ABC model: a non-hydrostatic toy model for use in convective-scale data assimilation investigations
- 1Dept. of Meteorology, Univ. of Reading, Earley Gate, Reading, RG6 6BB, UK
- 2Met Office, FitzRoy Road, Exeter, EX1 3PB, UK
- anow at: The Centre for Environmental Data Analysis, RAL Space, STFC Rutherford Appleton Laboratory, Harwell, Oxford, Didcot, OX11 0QX, UK
Abstract. In developing methods for convective-scale data assimilation (DA), it is necessary to consider the full range of motions governed by the compressible Navier–Stokes equations (including non-hydrostatic and ageostrophic flow). These equations describe motion on a wide range of timescales with non-linear coupling. For the purpose of developing new DA techniques that suit the convective-scale problem, it is helpful to use so-called
toy models that are easy to run and contain the same types of motion as the full equation set. Such a model needs to permit hydrostatic and geostrophic balance at large scales but allow imbalance at small scales, and in particular, it needs to exhibit intermittent convection-like behaviour. Existing
toy models are not always sufficient for investigating these issues.

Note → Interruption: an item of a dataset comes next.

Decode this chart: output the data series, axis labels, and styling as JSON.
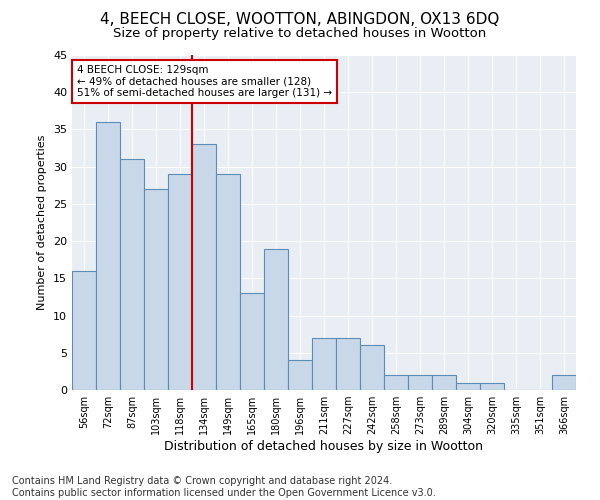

A simplified system of intermediate complexity derived from the Euler equations is presented, which supports dispersive gravity and acoustic modes. In this system, the separation of timescales can be greatly reduced by changing the physical parameters. Unlike in existing toy models, this allows the acoustic modes to be treated explicitly and hence inexpensively. In addition, the non-linear coupling induced by the equation of state is simplified. This means that the gravity and acoustic modes are less coupled than in conventional models. A vertical slice formulation is used which contains only dry dynamics. The model is shown to give physically reasonable results, and convective behaviour is generated by localised compressible effects. This model provides an affordable and flexible framework within which some of the complex issues of convective-scale DA can later be investigated. The model is called the
ABC model after the three tunable parameters introduced: A (the pure gravity wave frequency), B (the modulation of the divergent term in the continuity equation), and C (defining the compressibility).